Thanks to the USAID-funded Partnership for Innovations’s regional grant program, forced home demolition and housing seizures have declined and the right to appropriate housing has gained greater visibility and protection in Central Asia. For instance, in Uzbekistan, the number of illegally demolished houses decreased by 17 percent, particularly in four regions in the west of the country - Bukhara, Kashkadarya, Khorezm, and Navoi regions. In the Kyrgyz Republic, the number of illegally demolished houses has decreased by 70 percent.

Advocacy activities have not only led to the inclusion of housing rights into strategic plans and legal norms by decision-makers across Central Asia, but have also catalyzed concrete changes. One of the most significant outcomes of the Partnership for Innovation activity is that key government officials have begun to independently promote policy development processes.

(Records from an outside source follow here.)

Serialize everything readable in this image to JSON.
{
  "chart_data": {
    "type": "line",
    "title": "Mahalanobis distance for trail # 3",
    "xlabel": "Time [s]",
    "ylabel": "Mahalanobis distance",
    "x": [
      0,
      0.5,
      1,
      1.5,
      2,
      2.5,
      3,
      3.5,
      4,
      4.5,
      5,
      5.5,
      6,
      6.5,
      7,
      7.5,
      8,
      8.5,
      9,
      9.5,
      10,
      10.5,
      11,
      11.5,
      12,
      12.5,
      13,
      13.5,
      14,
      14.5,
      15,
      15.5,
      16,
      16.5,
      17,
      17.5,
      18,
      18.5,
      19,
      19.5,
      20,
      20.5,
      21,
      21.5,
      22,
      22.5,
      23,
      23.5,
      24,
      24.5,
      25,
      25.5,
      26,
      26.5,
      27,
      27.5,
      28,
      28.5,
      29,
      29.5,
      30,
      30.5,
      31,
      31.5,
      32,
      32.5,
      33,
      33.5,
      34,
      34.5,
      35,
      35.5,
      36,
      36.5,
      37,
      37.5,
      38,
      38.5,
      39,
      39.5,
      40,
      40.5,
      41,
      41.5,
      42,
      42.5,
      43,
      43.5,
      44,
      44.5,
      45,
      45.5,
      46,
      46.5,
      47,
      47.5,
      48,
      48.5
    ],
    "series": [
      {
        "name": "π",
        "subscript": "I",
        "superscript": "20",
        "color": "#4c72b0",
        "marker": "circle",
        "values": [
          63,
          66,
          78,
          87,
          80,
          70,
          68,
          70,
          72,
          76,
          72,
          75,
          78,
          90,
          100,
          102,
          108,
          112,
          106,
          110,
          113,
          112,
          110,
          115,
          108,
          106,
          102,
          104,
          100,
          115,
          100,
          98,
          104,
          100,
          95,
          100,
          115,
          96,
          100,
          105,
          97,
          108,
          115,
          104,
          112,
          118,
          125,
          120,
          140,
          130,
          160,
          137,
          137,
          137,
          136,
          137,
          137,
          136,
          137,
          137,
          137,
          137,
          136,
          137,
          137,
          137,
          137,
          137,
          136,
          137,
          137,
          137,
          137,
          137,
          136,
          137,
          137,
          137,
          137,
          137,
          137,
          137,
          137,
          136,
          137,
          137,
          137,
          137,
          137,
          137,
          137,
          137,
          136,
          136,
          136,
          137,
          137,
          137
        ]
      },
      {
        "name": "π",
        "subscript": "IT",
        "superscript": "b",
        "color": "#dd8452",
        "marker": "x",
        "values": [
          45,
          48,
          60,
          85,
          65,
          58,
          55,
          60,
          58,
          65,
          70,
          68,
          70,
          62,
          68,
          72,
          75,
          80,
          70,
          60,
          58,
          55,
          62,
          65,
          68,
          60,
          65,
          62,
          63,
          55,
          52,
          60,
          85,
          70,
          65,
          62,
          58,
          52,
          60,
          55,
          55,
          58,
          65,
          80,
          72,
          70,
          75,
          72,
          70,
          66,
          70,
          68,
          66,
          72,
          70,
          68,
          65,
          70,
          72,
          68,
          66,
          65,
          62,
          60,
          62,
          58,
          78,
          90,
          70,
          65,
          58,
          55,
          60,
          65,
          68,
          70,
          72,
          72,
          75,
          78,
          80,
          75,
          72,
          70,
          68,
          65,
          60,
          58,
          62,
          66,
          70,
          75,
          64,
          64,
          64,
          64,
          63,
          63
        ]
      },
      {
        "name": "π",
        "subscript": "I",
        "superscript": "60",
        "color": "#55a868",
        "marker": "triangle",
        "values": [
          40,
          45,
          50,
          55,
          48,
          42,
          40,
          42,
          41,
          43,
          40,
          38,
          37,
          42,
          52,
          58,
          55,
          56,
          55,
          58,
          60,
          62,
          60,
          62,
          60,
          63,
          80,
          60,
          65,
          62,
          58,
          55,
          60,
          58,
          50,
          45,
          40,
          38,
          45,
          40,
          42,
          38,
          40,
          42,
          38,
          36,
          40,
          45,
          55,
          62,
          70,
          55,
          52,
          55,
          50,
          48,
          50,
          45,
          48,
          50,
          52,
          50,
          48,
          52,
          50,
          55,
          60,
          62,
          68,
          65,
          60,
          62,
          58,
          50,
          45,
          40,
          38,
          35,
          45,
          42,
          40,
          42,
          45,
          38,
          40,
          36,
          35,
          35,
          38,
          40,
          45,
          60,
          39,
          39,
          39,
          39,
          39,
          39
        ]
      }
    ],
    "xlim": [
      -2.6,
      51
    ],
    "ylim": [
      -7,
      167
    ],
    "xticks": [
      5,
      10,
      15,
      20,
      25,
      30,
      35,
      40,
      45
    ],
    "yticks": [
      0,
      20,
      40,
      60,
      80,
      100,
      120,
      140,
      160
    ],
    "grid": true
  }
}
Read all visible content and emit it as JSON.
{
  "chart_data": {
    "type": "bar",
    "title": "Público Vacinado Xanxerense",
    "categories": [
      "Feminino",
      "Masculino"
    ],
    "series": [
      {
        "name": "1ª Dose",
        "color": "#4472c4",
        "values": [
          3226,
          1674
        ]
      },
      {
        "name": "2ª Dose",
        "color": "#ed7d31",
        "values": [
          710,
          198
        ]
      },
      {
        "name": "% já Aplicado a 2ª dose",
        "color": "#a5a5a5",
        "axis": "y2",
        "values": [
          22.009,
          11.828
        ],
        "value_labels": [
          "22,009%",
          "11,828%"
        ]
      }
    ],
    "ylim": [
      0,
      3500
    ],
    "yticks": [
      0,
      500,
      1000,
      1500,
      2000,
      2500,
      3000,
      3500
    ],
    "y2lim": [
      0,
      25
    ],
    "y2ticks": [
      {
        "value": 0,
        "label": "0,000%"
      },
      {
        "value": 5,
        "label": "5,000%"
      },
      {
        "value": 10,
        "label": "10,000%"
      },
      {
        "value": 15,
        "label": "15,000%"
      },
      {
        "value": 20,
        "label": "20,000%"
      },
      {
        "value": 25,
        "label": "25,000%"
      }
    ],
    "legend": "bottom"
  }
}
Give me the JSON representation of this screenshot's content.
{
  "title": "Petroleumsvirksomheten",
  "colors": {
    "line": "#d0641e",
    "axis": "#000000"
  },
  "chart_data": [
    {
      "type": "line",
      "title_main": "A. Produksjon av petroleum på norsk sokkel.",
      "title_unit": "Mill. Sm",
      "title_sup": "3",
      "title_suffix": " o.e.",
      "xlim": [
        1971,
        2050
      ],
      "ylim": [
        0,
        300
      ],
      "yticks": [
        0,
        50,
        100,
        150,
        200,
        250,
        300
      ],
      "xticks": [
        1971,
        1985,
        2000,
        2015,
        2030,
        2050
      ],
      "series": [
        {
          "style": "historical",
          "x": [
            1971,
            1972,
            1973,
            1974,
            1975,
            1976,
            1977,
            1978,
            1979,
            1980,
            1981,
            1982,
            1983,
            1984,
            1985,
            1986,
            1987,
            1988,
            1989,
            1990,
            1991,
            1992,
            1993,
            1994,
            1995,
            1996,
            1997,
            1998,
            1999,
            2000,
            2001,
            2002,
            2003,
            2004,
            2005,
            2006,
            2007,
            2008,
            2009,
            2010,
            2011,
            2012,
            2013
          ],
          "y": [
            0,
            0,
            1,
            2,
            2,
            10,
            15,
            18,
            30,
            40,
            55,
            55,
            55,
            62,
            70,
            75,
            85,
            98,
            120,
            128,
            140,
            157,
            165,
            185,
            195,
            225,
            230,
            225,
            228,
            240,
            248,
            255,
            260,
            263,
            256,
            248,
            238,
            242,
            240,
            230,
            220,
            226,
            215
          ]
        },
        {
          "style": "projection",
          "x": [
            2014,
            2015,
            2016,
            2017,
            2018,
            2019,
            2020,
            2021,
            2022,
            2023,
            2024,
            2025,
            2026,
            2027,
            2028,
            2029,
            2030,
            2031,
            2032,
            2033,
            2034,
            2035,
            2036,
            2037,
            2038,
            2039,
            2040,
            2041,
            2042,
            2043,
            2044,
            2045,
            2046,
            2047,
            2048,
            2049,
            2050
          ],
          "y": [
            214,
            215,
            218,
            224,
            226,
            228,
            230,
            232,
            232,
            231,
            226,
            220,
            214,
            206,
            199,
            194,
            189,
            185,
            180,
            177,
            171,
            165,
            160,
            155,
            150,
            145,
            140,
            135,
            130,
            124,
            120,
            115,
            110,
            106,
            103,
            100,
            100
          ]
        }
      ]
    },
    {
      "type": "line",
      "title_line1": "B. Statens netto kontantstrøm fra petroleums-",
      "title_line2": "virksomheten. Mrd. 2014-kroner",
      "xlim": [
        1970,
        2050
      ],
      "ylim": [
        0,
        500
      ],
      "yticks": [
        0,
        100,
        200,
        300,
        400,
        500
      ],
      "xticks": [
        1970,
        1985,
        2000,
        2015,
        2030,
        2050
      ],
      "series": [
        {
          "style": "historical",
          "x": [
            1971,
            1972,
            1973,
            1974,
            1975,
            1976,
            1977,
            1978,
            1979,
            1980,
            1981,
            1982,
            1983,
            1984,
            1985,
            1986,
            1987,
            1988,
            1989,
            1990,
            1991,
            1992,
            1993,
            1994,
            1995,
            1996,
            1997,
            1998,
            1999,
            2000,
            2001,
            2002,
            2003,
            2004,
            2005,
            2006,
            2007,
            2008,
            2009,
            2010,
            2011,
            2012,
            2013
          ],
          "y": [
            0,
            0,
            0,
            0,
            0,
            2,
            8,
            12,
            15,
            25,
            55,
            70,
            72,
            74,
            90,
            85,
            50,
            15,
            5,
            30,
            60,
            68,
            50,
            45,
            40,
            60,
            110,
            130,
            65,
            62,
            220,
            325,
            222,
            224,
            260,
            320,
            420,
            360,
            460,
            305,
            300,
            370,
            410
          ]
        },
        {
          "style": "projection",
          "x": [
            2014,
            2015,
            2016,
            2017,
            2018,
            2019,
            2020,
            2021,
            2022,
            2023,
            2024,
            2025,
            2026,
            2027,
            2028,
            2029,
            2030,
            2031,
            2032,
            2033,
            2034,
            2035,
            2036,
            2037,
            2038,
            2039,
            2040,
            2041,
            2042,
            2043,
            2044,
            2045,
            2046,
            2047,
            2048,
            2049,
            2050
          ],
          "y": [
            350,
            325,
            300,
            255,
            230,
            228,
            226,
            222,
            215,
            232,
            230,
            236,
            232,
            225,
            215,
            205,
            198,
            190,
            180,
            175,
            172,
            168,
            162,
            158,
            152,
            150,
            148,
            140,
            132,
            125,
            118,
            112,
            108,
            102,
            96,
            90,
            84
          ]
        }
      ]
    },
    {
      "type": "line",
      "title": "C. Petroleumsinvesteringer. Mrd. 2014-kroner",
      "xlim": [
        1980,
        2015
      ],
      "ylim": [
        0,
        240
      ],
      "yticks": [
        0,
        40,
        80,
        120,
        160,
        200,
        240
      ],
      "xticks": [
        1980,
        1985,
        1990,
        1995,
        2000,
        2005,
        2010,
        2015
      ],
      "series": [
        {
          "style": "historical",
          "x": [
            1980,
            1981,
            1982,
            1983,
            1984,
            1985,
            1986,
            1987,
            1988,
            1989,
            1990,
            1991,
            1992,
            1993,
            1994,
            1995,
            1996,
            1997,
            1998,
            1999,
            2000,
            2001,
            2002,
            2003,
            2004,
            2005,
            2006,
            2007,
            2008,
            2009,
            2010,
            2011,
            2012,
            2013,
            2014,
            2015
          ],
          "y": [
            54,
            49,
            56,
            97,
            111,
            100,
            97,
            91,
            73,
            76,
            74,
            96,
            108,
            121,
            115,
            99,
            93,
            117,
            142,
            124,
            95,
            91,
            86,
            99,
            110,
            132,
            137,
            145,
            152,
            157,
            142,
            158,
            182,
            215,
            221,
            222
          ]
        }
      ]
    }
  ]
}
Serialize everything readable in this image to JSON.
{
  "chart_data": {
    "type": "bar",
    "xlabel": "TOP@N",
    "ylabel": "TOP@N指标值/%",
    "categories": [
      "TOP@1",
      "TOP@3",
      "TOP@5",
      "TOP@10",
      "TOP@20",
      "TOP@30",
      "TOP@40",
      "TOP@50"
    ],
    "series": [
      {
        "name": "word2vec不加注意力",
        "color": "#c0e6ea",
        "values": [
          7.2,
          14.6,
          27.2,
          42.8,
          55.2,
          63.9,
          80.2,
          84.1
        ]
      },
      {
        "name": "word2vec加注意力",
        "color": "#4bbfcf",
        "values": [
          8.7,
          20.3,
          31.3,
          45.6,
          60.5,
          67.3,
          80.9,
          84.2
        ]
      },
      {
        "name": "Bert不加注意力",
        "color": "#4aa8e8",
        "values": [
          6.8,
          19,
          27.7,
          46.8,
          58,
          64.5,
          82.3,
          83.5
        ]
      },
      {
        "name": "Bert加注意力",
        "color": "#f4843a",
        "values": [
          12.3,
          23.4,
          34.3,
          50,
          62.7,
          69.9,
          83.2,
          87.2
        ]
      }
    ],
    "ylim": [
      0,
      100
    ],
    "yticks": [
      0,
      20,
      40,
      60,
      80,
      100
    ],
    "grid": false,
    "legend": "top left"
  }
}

“In the end, we won,” says Odilzhan.

“Thanks to our combined efforts, the authorities conceded. We received compensation in the amount of approximately $100,000 USD. Now, my brothers and I have our own homes. We don’t live in one house, but are in the same neighborhood and see each other frequently. We’re together!”

Thanks to the assistance of the USAID-funded Partnership for Innovation program, nearly 50 families in Kyzyl-Kyshtak received fair payment for their homes. Some of them left to seek a better life in the city, while others stayed close by to establish a new village next to the old. The people native to the village have been able to preserve their direct connections to the land of their ancestors.